Cette vision catastrophique, pronostiquée depuis longtemps par les spécialistes du climat et des flux migratoires, fait son chemin dans nos sociétés, pourtant habiles à jouer du déni.[1] Le pape François est devenu l’un des maîtres d’œuvre de cette entreprise de conscientisation. Sans relâche, il appelle l’Église, les collectivités et les individus à affronter ces réalités. Ainsi, dans son encyclique Laudato Si’ sur l’environnement, il demande à chacun d’ouvrir grand les yeux. Mais comme une lucidité sans espérance ne conduit à rien de bon, il affirme sa conviction que le Bien est plus fort que le Mal et invite à une conversion écologique.[2] Face aux drames des réfugiés, là encore, il exhorte chacun à se déplacer, «pour exprimer la proximité de l’Évangile», et chaque paroisse à accueillir des migrants.[3]
Les appels du Saint-Père rejoignent dans leurs questionnements nombre d’Européens et de Suisses. La compassion et la solidarité pourraient bien se révéler plus fortes que la peur cette fois ! Car ce sont les cœurs des hommes et des femmes qui sont touchés, et beaucoup se demandent comment aider les migrants. Du milieu du chaos, nous serions en train d’assister à une révolution des mentalités, que d’aucuns appellent de leurs vœux. Une centaine de théologiens suisses, catholiques et réformés, dont le jésuite Christoph Albrecht, ont élaboré cet été une Charte de la migration, qui propose une alternative au postulat «réfugiés = problèmes» et qui évalue les mesures à prendre à l’aulne de la justice.[4] Sur son site internet, Caritas suisse déclare pour sa part que le meilleur moyen d’aider les migrants est de leur faire sentir avant tout qu’ils sont les bienvenus: «Cherchez le contact avec les gens. Faites preuve de courage civique. Contrez les messages xénophobes.» Et pour bien prendre la pleine mesure de cette mutation, il suffit de réécouter les propos tenus par Mauro Poggia, conseiller d’État genevois MCG,[5] dans le Journal du matin de la RSR, le 15 septembre dernier. Il affirme qu’il n’y a plus de choix, qu’il faut gouverner avec la perspective réfugiés et investir pour «leur donner un avenir».
Même s’il y a urgence, ces «révolutions culturelles auxquelles nous sommes appelés auront besoin de temps pour devenir effectives. Car pour être efficaces, comme l’a expliqué le Père général jésuite Adolfo Nicolàs lors d’une récente intervention, nos conversions intellectuelle, morale et religieuse doivent être spontanées et non raisonnées.[6] Elles doivent être accompagnées d’une conversion plus profonde, celle de notre subconscient. Tout un programme!

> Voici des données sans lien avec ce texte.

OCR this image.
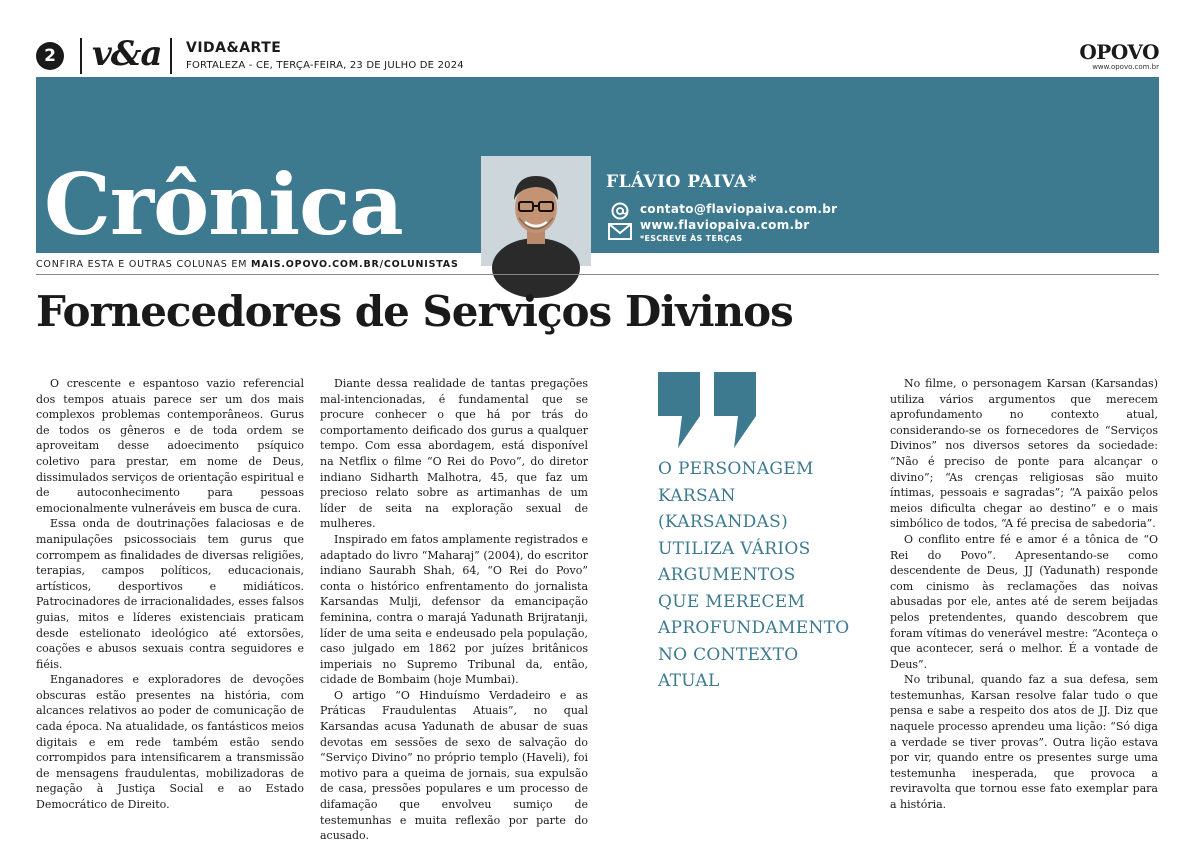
2 v&a VIDA&ARTE
FORTALEZA - CE, TERÇA-FEIRA, 23 DE JULHO DE 2024
OPOVO
www.opovo.com.br
Crônica	FLÁVIO PAIVA*
contato@flaviopaiva.com.br
www.flaviopaiva.com.br
*ESCREVE ÀS TERÇAS
CONFIRA ESTA E OUTRAS COLUNAS EM MAIS.OPOVO.COM.BR/COLUNISTAS
Fornecedores de Serviços Divinos

O crescente e espantoso vazio referencial dos tempos atuais parece ser um dos mais complexos problemas contemporâneos. Gurus de todos os gêneros e de toda ordem se aproveitam desse adoecimento psíquico coletivo para prestar, em nome de Deus, dissimulados serviços de orientação espiritual e de autoconhecimento para pessoas emocionalmente vulneráveis em busca de cura.

Essa onda de doutrinações falaciosas e de manipulações psicossociais tem gurus que corrompem as finalidades de diversas religiões, terapias, campos políticos, educacionais, artísticos, desportivos e midiáticos. Patrocinadores de irracionalidades, esses falsos guias, mitos e líderes existenciais praticam desde estelionato ideológico até extorsões, coações e abusos sexuais contra seguidores e fiéis.

Enganadores e exploradores de devoções obscuras estão presentes na história, com alcances relativos ao poder de comunicação de cada época. Na atualidade, os fantásticos meios digitais e em rede também estão sendo corrompidos para intensificarem a transmissão de mensagens fraudulentas, mobilizadoras de negação à Justiça Social e ao Estado Democrático de Direito.

Diante dessa realidade de tantas pregações mal-intencionadas, é fundamental que se procure conhecer o que há por trás do comportamento deificado dos gurus a qualquer tempo. Com essa abordagem, está disponível na Netflix o filme “O Rei do Povo”, do diretor indiano Sidharth Malhotra, 45, que faz um precioso relato sobre as artimanhas de um líder de seita na exploração sexual de mulheres.

Inspirado em fatos amplamente registrados e adaptado do livro “Maharaj” (2004), do escritor indiano Saurabh Shah, 64, “O Rei do Povo” conta o histórico enfrentamento do jornalista Karsandas Mulji, defensor da emancipação feminina, contra o marajá Yadunath Brijratanji, líder de uma seita e endeusado pela população, caso julgado em 1862 por juízes britânicos imperiais no Supremo Tribunal da, então, cidade de Bombaim (hoje Mumbai).

O artigo “O Hinduísmo Verdadeiro e as Práticas Fraudulentas Atuais”, no qual Karsandas acusa Yadunath de abusar de suas devotas em sessões de sexo de salvação do “Serviço Divino” no próprio templo (Haveli), foi motivo para a queima de jornais, sua expulsão de casa, pressões populares e um processo de difamação que envolveu sumiço de testemunhas e muita reflexão por parte do acusado.

O PERSONAGEM
KARSAN
(KARSANDAS)
UTILIZA VÁRIOS
ARGUMENTOS
QUE MERECEM
APROFUNDAMENTO
NO CONTEXTO
ATUAL

No filme, o personagem Karsan (Karsandas) utiliza vários argumentos que merecem aprofundamento no contexto atual, considerando-se os fornecedores de “Serviços Divinos” nos diversos setores da sociedade: “Não é preciso de ponte para alcançar o divino”; “As crenças religiosas são muito íntimas, pessoais e sagradas”; “A paixão pelos meios dificulta chegar ao destino” e o mais simbólico de todos, “A fé precisa de sabedoria”.

O conflito entre fé e amor é a tônica de “O Rei do Povo”. Apresentando-se como descendente de Deus, JJ (Yadunath) responde com cinismo às reclamações das noivas abusadas por ele, antes até de serem beijadas pelos pretendentes, quando descobrem que foram vítimas do venerável mestre: “Aconteça o que acontecer, será o melhor. É a vontade de Deus”.

No tribunal, quando faz a sua defesa, sem testemunhas, Karsan resolve falar tudo o que pensa e sabe a respeito dos atos de JJ. Diz que naquele processo aprendeu uma lição: “Só diga a verdade se tiver provas”. Outra lição estava por vir, quando entre os presentes surge uma testemunha inesperada, que provoca a reviravolta que tornou esse fato exemplar para a história.
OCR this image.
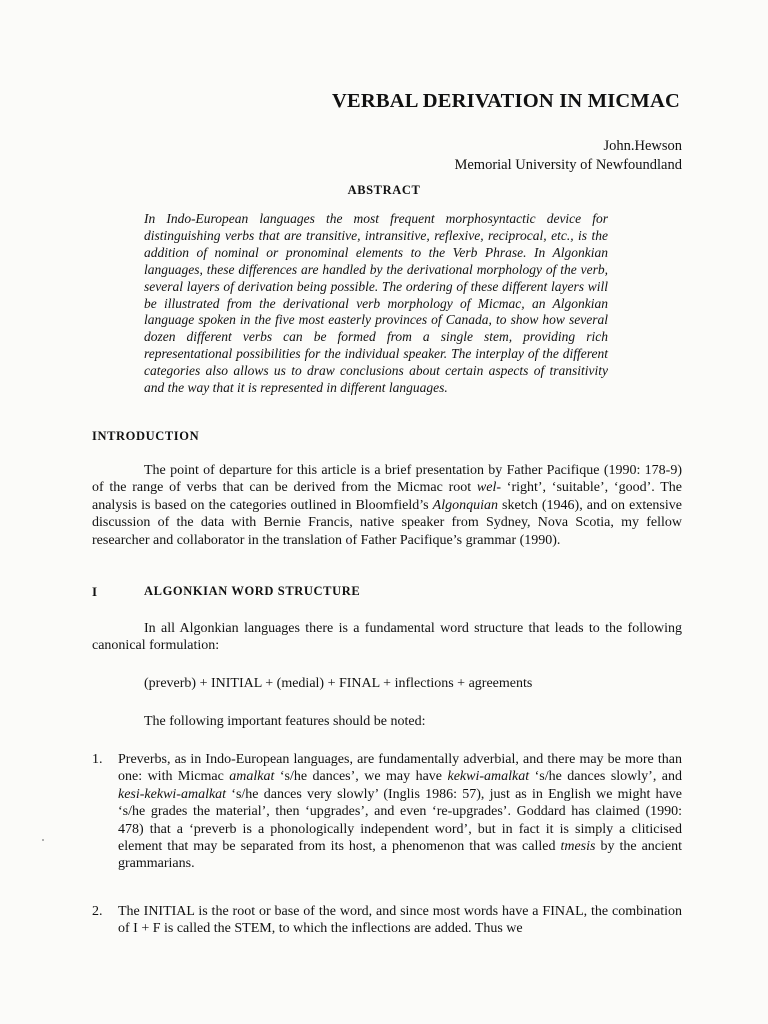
VERBAL DERIVATION IN MICMAC
John.Hewson
Memorial University of Newfoundland
ABSTRACT
In Indo-European languages the most frequent morphosyntactic device for distinguishing verbs that are transitive, intransitive, reflexive, reciprocal, etc., is the addition of nominal or pronominal elements to the Verb Phrase. In Algonkian languages, these differences are handled by the derivational morphology of the verb, several layers of derivation being possible. The ordering of these different layers will be illustrated from the derivational verb morphology of Micmac, an Algonkian language spoken in the five most easterly provinces of Canada, to show how several dozen different verbs can be formed from a single stem, providing rich representational possibilities for the individual speaker. The interplay of the different categories also allows us to draw conclusions about certain aspects of transitivity and the way that it is represented in different languages.
INTRODUCTION
The point of departure for this article is a brief presentation by Father Pacifique (1990: 178-9) of the range of verbs that can be derived from the Micmac root wel- ‘right’, ‘suitable’, ‘good’. The analysis is based on the categories outlined in Bloomfield’s Algonquian sketch (1946), and on extensive discussion of the data with Bernie Francis, native speaker from Sydney, Nova Scotia, my fellow researcher and collaborator in the translation of Father Pacifique’s grammar (1990).
I	ALGONKIAN WORD STRUCTURE
In all Algonkian languages there is a fundamental word structure that leads to the following canonical formulation:
(preverb) + INITIAL + (medial) + FINAL + inflections + agreements
The following important features should be noted:
1. Preverbs, as in Indo-European languages, are fundamentally adverbial, and there may be more than one: with Micmac amalkat ‘s/he dances’, we may have kekwi-amalkat ‘s/he dances slowly’, and kesi-kekwi-amalkat ‘s/he dances very slowly’ (Inglis 1986: 57), just as in English we might have ‘s/he grades the material’, then ‘upgrades’, and even ‘re-upgrades’. Goddard has claimed (1990: 478) that a ‘preverb is a phonologically independent word’, but in fact it is simply a cliticised element that may be separated from its host, a phenomenon that was called tmesis by the ancient grammarians.
2. The INITIAL is the root or base of the word, and since most words have a FINAL, the combination of I + F is called the STEM, to which the inflections are added. Thus we
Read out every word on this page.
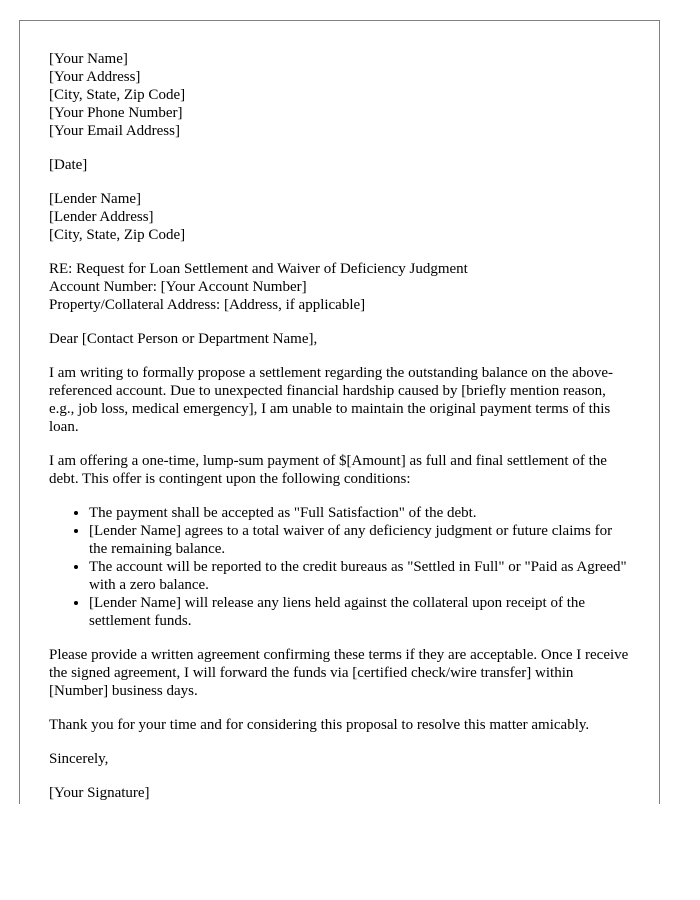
[Your Name]
[Your Address]
[City, State, Zip Code]
[Your Phone Number]
[Your Email Address]
[Date]
[Lender Name]
[Lender Address]
[City, State, Zip Code]
RE: Request for Loan Settlement and Waiver of Deficiency Judgment
Account Number: [Your Account Number]
Property/Collateral Address: [Address, if applicable]

Dear [Contact Person or Department Name],

I am writing to formally propose a settlement regarding the outstanding balance on the above-referenced account. Due to unexpected financial hardship caused by [briefly mention reason, e.g., job loss, medical emergency], I am unable to maintain the original payment terms of this loan.

I am offering a one-time, lump-sum payment of $[Amount] as full and final settlement of the debt. This offer is contingent upon the following conditions:

• The payment shall be accepted as "Full Satisfaction" of the debt.
• [Lender Name] agrees to a total waiver of any deficiency judgment or future claims for the remaining balance.
• The account will be reported to the credit bureaus as "Settled in Full" or "Paid as Agreed" with a zero balance.
• [Lender Name] will release any liens held against the collateral upon receipt of the settlement funds.

Please provide a written agreement confirming these terms if they are acceptable. Once I receive the signed agreement, I will forward the funds via [certified check/wire transfer] within [Number] business days.

Thank you for your time and for considering this proposal to resolve this matter amicably.

Sincerely,

[Your Signature]
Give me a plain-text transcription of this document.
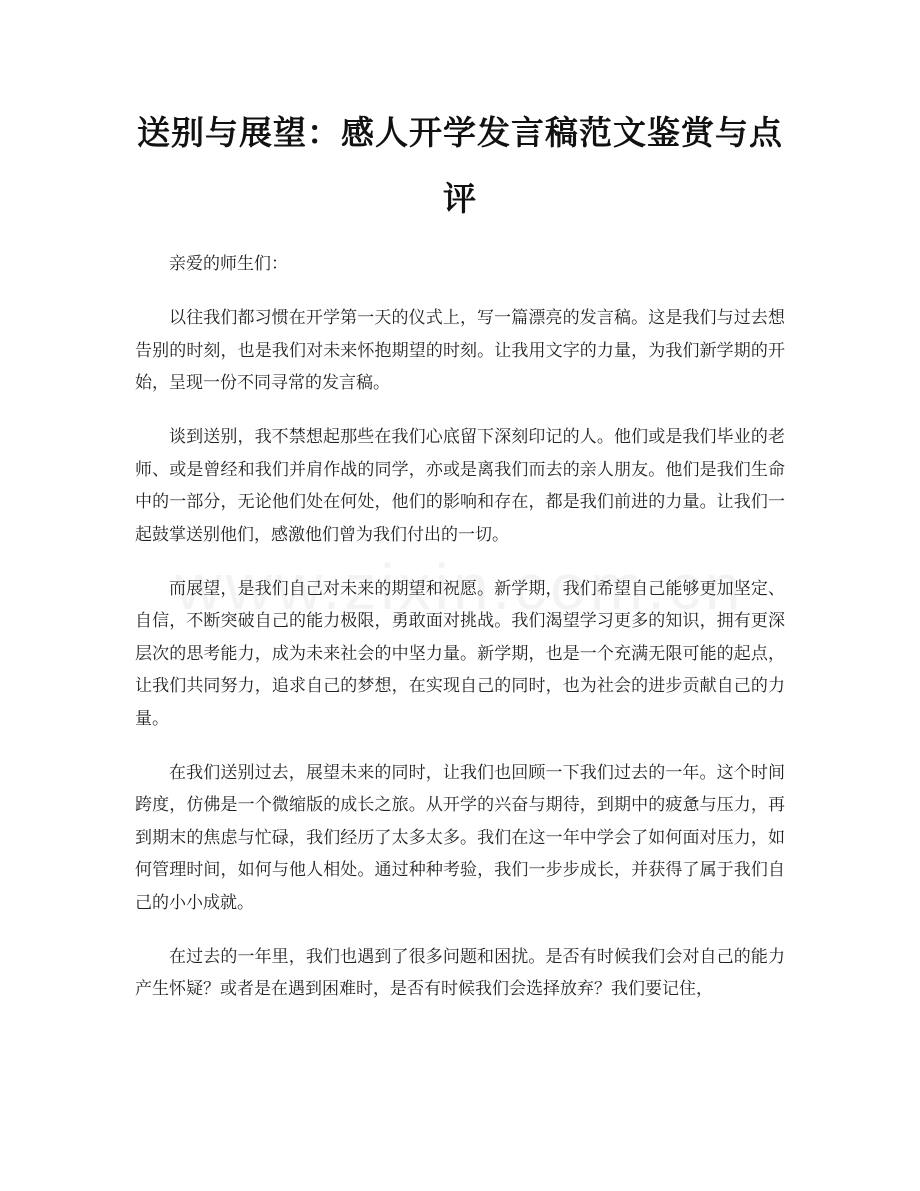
送别与展望：感人开学发言稿范文鉴赏与点评

亲爱的师生们：

以往我们都习惯在开学第一天的仪式上，写一篇漂亮的发言稿。这是我们与过去想告别的时刻，也是我们对未来怀抱期望的时刻。让我用文字的力量，为我们新学期的开始，呈现一份不同寻常的发言稿。

谈到送别，我不禁想起那些在我们心底留下深刻印记的人。他们或是我们毕业的老师、或是曾经和我们并肩作战的同学，亦或是离我们而去的亲人朋友。他们是我们生命中的一部分，无论他们处在何处，他们的影响和存在，都是我们前进的力量。让我们一起鼓掌送别他们，感激他们曾为我们付出的一切。

而展望，是我们自己对未来的期望和祝愿。新学期，我们希望自己能够更加坚定、自信，不断突破自己的能力极限，勇敢面对挑战。我们渴望学习更多的知识，拥有更深层次的思考能力，成为未来社会的中坚力量。新学期，也是一个充满无限可能的起点，让我们共同努力，追求自己的梦想，在实现自己的同时，也为社会的进步贡献自己的力量。

在我们送别过去，展望未来的同时，让我们也回顾一下我们过去的一年。这个时间跨度，仿佛是一个微缩版的成长之旅。从开学的兴奋与期待，到期中的疲惫与压力，再到期末的焦虑与忙碌，我们经历了太多太多。我们在这一年中学会了如何面对压力，如何管理时间，如何与他人相处。通过种种考验，我们一步步成长，并获得了属于我们自己的小小成就。

在过去的一年里，我们也遇到了很多问题和困扰。是否有时候我们会对自己的能力产生怀疑？或者是在遇到困难时，是否有时候我们会选择放弃？我们要记住，
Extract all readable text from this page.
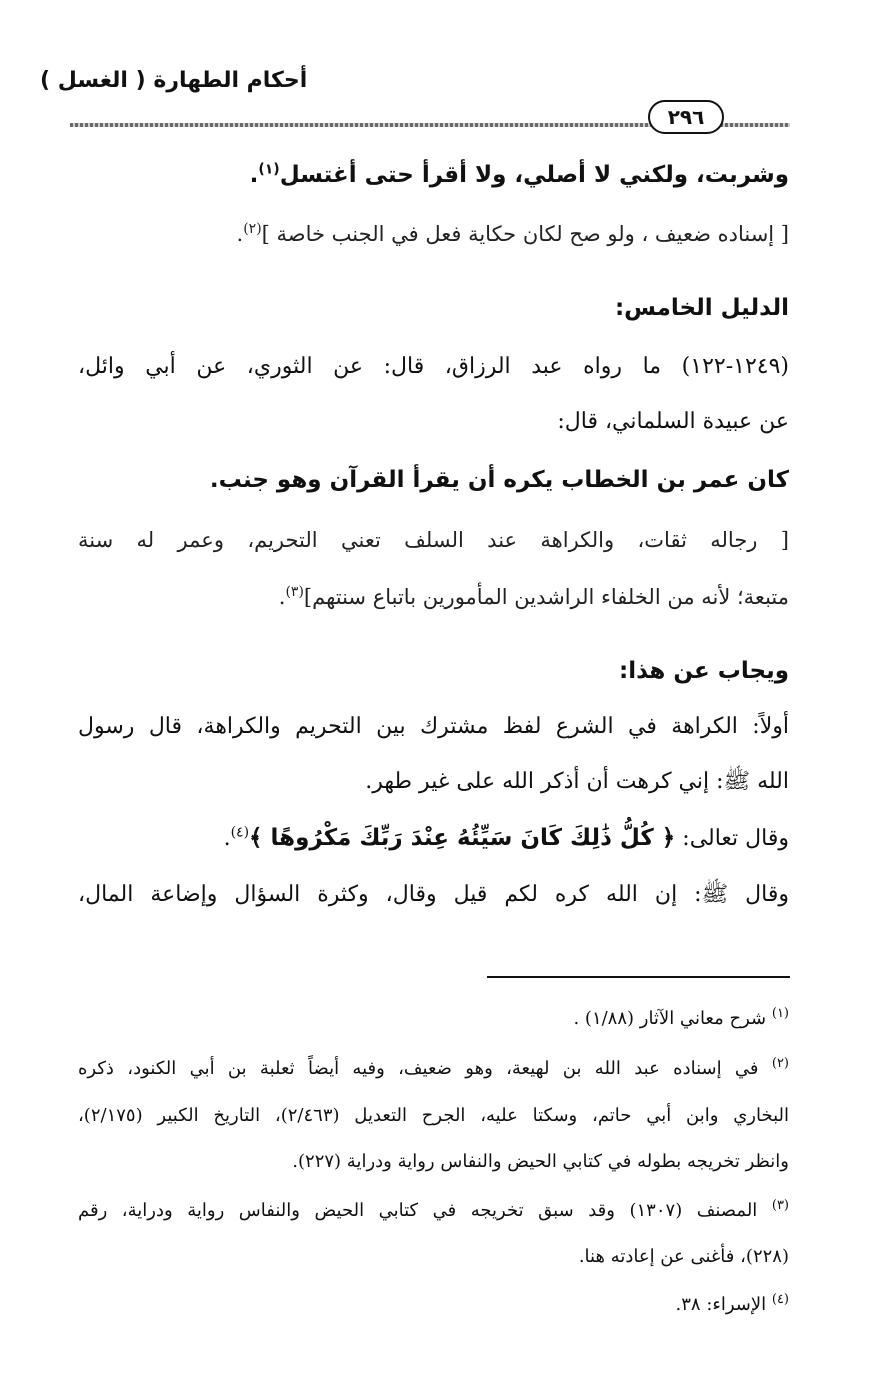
أحكام الطهارة ( الغسل )
٢٩٦
وشربت، ولكني لا أصلي، ولا أقرأ حتى أغتسل$^{(١)}$.
[ إسناده ضعيف ، ولو صح لكان حكاية فعل في الجنب خاصة ]$^{(٢)}$.
الدليل الخامس:
(١٢٤٩-١٢٢) ما رواه عبد الرزاق، قال: عن الثوري، عن أبي وائل،
عن عبيدة السلماني، قال:
كان عمر بن الخطاب يكره أن يقرأ القرآن وهو جنب.
[ رجاله ثقات، والكراهة عند السلف تعني التحريم، وعمر له سنة
متبعة؛ لأنه من الخلفاء الراشدين المأمورين باتباع سنتهم]$^{(٣)}$.
ويجاب عن هذا:
أولاً: الكراهة في الشرع لفظ مشترك بين التحريم والكراهة، قال رسول
الله ﷺ: إني كرهت أن أذكر الله على غير طهر.
وقال تعالى: ﴿ كُلُّ ذَٰلِكَ كَانَ سَيِّئُهُ عِنْدَ رَبِّكَ مَكْرُوهًا ﴾$^{(٤)}$.
وقال ﷺ: إن الله كره لكم قيل وقال، وكثرة السؤال وإضاعة المال،
$^{(١)}$ شرح معاني الآثار (١/٨٨) .
$^{(٢)}$ في إسناده عبد الله بن لهيعة، وهو ضعيف، وفيه أيضاً ثعلبة بن أبي الكنود، ذكره
البخاري وابن أبي حاتم، وسكتا عليه، الجرح التعديل (٢/٤٦٣)، التاريخ الكبير (٢/١٧٥)،
وانظر تخريجه بطوله في كتابي الحيض والنفاس رواية ودراية (٢٢٧).
$^{(٣)}$ المصنف (١٣٠٧) وقد سبق تخريجه في كتابي الحيض والنفاس رواية ودراية، رقم
(٢٢٨)، فأغنى عن إعادته هنا.
$^{(٤)}$ الإسراء: ٣٨.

[1] • Voir l’article sur la Conférence de Paris, aux pp. 21-23 de ce numéro.
[2] • Voir l’article de Michel Maxime Egger, aux pp. 14-17 de ce numéro.
[3] • A la suite de cet appel, comme d’autres communautés de Suisse, le Centre spirituel jésuite Notre-Dame de la Route, à Villars-sur-Glâne (FR), a décidé d’accueillir provisoirement une quarantaine de réfugiés dans ses locaux momentanément inoccupés.
[4] • Voir www.jesuites.ch, page news/réseau jésuite.
[5] • Mouvement citoyen genevois, un parti populiste de tendance xénophobe.
[6] • Semaine de réflexion sur l’actualité de la vocation monastique ou religieuse, Taizé, juillet 2015. Lire cette intervention sur www.choisir.ch.